Ele é louco?

KESIA MUNIZ

Se passaram cinco anos desde aquele dia, as vezes ainda tenho pesadelos, apesar das feridas físicas terem sido cicatrizadas, a mental nunca

irá, por sorte, existem pessoas maravilhosas na minha vida que ajudam a amenizar a dor.

— Mamãe. Mamãe acorda logo. — Sou acordada com uma chuva de beijinhos molhados.

Sorrio e abro os olhos.

Meu filho lindo e amado é tudo para mim.

— Você acaba de despertar o monstro da cosquinha! — joguei ele na cama e fiz cocegas, o menino riu muito.

— Mamãe me ajuda!

Ri junto observando seu rostinho rosado por causa das risadas, cabelo bagunçados, me fez lembrar que quando pensei em desistir, fui salva de mim mesma.

Levantamos juntos e fomos tomar banho.
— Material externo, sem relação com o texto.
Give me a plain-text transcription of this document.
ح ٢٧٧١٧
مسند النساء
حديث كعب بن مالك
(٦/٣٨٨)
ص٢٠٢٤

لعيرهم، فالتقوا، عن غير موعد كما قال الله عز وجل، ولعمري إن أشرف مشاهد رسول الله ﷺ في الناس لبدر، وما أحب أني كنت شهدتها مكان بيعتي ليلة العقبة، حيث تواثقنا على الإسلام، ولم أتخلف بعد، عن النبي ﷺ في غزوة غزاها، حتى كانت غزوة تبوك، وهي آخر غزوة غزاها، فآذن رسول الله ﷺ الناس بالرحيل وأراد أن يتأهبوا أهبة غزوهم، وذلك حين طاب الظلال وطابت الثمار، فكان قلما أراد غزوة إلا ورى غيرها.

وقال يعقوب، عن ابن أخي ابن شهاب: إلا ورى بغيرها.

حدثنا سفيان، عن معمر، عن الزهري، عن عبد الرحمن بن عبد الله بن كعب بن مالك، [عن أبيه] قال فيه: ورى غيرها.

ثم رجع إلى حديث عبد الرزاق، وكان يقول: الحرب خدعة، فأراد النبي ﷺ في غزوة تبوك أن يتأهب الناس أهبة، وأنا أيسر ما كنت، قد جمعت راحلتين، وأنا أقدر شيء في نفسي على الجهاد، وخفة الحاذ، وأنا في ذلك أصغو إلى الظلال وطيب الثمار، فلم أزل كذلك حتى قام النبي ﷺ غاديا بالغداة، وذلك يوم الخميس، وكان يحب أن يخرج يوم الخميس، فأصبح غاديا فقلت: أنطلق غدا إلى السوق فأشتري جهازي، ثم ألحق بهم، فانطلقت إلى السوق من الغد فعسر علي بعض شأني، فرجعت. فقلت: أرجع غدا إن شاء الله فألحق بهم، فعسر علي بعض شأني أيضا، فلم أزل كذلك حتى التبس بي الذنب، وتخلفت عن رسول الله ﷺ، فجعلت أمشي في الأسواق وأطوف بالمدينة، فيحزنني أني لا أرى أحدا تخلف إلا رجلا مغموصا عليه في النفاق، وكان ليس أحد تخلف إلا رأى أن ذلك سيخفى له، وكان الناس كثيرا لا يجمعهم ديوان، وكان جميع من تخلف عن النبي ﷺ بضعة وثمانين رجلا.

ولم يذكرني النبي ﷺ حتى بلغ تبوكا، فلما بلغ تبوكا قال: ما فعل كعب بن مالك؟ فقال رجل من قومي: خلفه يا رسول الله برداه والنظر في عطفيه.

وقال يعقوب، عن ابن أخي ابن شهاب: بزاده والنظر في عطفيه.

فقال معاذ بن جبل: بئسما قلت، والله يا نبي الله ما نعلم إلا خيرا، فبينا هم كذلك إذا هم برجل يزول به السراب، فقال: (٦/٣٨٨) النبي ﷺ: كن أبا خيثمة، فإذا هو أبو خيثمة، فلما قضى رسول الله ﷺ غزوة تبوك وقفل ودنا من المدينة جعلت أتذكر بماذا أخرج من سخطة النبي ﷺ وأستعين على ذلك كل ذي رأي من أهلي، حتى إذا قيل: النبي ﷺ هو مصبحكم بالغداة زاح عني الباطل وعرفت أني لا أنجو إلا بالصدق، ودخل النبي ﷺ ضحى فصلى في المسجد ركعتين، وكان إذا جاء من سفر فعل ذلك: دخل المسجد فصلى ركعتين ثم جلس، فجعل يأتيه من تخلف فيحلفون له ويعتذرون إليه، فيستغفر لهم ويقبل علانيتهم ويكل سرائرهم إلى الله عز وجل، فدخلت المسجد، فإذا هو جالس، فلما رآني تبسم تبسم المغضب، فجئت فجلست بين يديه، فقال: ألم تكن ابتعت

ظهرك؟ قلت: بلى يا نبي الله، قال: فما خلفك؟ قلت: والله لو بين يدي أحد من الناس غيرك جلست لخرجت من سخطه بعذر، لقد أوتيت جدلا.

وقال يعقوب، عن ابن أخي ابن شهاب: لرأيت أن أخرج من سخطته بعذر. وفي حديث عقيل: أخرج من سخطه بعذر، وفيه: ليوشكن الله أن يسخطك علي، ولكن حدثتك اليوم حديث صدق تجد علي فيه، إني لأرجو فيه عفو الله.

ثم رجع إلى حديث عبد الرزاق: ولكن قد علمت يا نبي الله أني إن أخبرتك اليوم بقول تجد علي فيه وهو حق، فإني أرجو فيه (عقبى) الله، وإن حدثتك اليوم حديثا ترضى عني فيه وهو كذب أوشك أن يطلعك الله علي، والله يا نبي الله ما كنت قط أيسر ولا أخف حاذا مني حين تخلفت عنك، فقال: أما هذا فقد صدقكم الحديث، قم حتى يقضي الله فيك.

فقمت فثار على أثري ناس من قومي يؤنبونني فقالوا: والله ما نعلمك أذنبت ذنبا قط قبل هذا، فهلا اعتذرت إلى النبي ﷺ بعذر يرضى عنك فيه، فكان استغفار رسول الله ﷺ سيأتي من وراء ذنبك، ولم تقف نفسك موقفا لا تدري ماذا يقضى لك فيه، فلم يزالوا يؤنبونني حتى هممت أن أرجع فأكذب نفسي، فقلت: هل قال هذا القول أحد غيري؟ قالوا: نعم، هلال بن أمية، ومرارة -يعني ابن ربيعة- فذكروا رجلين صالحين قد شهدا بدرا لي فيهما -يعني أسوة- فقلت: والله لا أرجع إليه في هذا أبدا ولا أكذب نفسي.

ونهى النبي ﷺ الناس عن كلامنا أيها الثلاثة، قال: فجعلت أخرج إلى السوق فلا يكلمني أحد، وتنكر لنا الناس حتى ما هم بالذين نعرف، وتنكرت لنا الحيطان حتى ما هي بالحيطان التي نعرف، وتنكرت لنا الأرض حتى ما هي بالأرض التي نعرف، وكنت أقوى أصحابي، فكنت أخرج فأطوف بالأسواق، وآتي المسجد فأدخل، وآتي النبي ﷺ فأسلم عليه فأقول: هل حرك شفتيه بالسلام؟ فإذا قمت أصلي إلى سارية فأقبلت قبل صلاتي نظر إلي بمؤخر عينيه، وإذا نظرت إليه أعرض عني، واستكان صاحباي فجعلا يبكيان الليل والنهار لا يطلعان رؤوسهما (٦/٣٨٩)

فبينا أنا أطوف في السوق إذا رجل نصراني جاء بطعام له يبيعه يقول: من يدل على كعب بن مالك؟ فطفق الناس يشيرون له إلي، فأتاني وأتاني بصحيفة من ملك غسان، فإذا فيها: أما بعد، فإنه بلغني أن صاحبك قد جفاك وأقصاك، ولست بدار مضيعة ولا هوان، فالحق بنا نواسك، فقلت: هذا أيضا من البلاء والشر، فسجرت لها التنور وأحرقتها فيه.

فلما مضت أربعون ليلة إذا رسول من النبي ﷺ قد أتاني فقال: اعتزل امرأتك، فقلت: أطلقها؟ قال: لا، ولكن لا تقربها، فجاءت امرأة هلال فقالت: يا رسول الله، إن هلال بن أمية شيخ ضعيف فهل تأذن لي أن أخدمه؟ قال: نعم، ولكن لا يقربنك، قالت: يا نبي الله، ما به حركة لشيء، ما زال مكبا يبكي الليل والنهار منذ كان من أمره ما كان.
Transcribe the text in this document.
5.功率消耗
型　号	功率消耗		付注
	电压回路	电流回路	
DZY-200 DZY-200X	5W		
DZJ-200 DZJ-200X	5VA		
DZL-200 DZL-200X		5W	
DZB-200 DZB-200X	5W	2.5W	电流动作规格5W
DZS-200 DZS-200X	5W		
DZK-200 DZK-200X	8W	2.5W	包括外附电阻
O arrumei para ir à escolinha, com ele sempre tagarelando sobre seus amiguinhos.

Vesti calça jeans preta e a farda do restaurante.

Desde aquele dia, sou ainda mais fechada, faço de tudo para ser invisível, cortei o cabelo bem curto, nunca mais o deixei crescer, me fazialembra aquele nojento o puxando ou cheirando.

Não uso vestidos ou saias, short curto, tudo me deixa desconfortável ou com medo que vejam o que escondo embaixo das calças. E de quebra serve como uma proteção contra homens, as vezes nem percebem que sou mulher, e se percebem, pensam que sou lésbica, assim consigo os manter a uma distância confortável.

Ainda treino sempre que tenho tempo, participo de algumas lutas amadoras, mas meu sonho é o mesmo, ganhar a vida nos ringues pelo mundo, só que isso vai ter que esperar um pouco, o Angelo ainda precisa de mim.

Sentei junto com meu pequeno para tomar café da manhã com nossa família.

— Bom dia pessoal. — Cumprimentei mordendo um pedaço de pão.

— Bom dia pexual.

Todo mundo riu e respondeu, menos o viciado do Valentim, o garoto é louco por Free Fire, magro e amarelo de estar sempre trancado no quarto

jogando.

Meu pai super feliz com a Fran, sua namorada há anos, amo minha madrasta, além de achar os dois um casal lindo.

Roger foi embora faz algum tempo, casou, tem filhos gêmeos, bom emprego, a vida dos sonhos dele, só liga no natal.

Meu irmão Hugo estava lá, ridículo, vestido de terno, adoro tirar sarro, o chamo de geladeira. Mas ele precisava estar assim por causa do

trabalho na empresa daquele folgado.

Por falar no diabo, que cara mais escroto, ele me confundir com homem tudo bem, é raro mais acontece sempre, agora não pagar a própria

comida e ainda querer ter razão? Essa gente rica é sem noção.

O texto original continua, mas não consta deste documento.